Opinion
May Term, 1819.
From Bertie.
In an action against an executor, the Jury find that he has fully administered. A scire facias issues against the devisees, to shew cause why the Plaintiff shall not have judgment of execution against the lands devised. The sci. fa. is returned "executed" generally. The devisees plead to the sci. fa. and a collateral issue is made up between them and the executor, to-wit: "whether the executor has fully administered?" This issue is found in favor of the executor, and the Plaintiff has judgment of execution against the lands devised. The execution is levied upon lands in the hands of one of the devisees who was a minor, and has no guardian, and who appeared and made defence to the sci. fa. by attorney, and not by guardian. The lands are sold and purchased by a stranger. His title is good; for
Whatever irregularity there may be in the judgment, it is the act of a Court of competent jurisdiction, unreversed and in force when the sale was made.
The execution gave the Sheriff authority to sell, and though the judgment were afterwards reversed, or set aside, the title of an intermediate purchaser at the Sheriff's sale, shall not be prejudiced.
The same principle applies to an error in the execution, the regularity of which cannot be questioned in an action against a purchaser at a Sheriffs sale.
An execution issuing after a year and a day, is only voidable at the instance of the party, against whom it issues.
If a writ be not void, however irregular it may be, the purchaser, being a stranger, will gain a title under the Sheriffs sale.
On the trial of this ejectment, the lessor of the Plaintiff claimed title to the lands in question, as devisee of John Oxley, his father. The defendants claimed title under a deed executed by the Sheriff of Bertie; to support which deed they produced the record of the County Court of BERTIE, from which it appeared that one Stephen M'Dowell had brought an action of assumpsit against the executor of John Oxley, on the trial of which, the Jury found that the Defendant's testator did assume, and they assessed damages: they further found that the Defendant had fully administered, and had not assets of his testator to satisfy any part of the damages of the Plaintiff. The Plaintiff then sued out a scire facias against the devisees of the testator, of whom the lessor (251) of the present Plaintiff was one, to shew cause why he should not have judgment of execution against the lands devised. This scire facias was returned by the Sheriff "executed," generally. The devisees appeared by an attorney of the Court, and pleaded to the scire facias, "that the executor had assets to satisfy the damages recovered by the Plaintiff." An issue was made up between the devisees and executor, to try whether the executors had fully administered. This issue was found in favor of the executor; whereupon the Court gave judgment of execution against the lands devised for the damages and cost. A fieri facias was issued, and the lands in the hands of the present lessor of the Plaintiff, were levied on and sold by the Sheriff. The defendants claim under the deed which the Sheriff made in pursuance of this sale.

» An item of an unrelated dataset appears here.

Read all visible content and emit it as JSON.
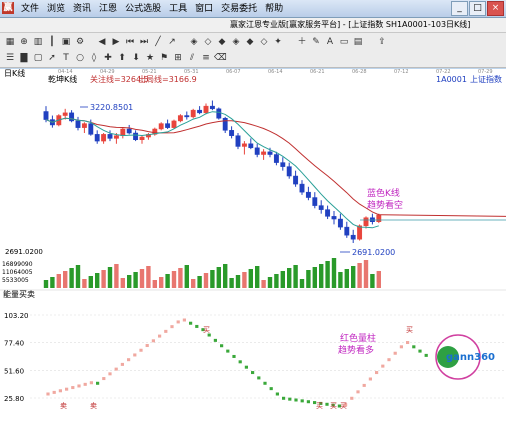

The lessor of the plaintiff then proved, that during all these proceedings he was a minor, under the age of twenty-one years, and had no guardian. The record shewed, that to the scire facias he appeared and made defence by attorney, and not by guardian; that the scire facias issued against him, and was served on him, as a person of full age.
On this statement of facts, the presiding Judge directed the Jury to find for the Defendant. A rule for a new trial was obtained on the ground of misdirection by the Court. This rule was discharged, and the lessor of the Plaintiff appealed.
Whatever irregularity there may be in the judgment on which the execution issued, it was the act of a Court of competent jurisdiction, and was unreversed and in force, when the sale was made to the Defendant. The execution gave the Sheriff full authority to sell, and though the judgment should be afterwards reversed or set aside, yet the title of an intermediate purchaser at the Sheriff's sale, (252) cannot be prejudiced. "The sale shall stand, otherwise none will buy any thing upon execution." Manning's case, 8 Co. The same principle applies to an error in the execution, the regularity of which, it has been held, could not be questioned in an action of ejectment against a purchaser under a Sheriff's sale. And an execution issuing after a year and a day, without a revival of the judgment by scire facias, is only voidable at the instance of the party against whom it issues. 8 John, 361, 13 Id. 97. If the writ be not void, however irregular it may be, the purchaser will gain a title under the Sheriff's sale. 1 Ves. 195. 1 Maule Selwyn, 425. The law on this point is considered to be settled; and the Court are of opinion, that the instructions of the Judge to the Jury were entirely correct. The rule for a new trial must be discharged.
Cited: Skinner v. Moore, 19 N.C. 155; Smith v. Spencer, 25 N.C. 266; Brown v. Long, 36 N.C. 192; Murphrey v. Wood, 47 N.C. 64; Bryan v. Brooks, 51 N.C. 580; Boyd v. Murray, 62 N.C. 241; Holmes v. Marshall, 72 N.C. 40; Williams v. Williams, 85 N.C. 386; Burton v. Spiers, 92 N.C. 506; Ripley v. Arledge, 94 N.C. 467.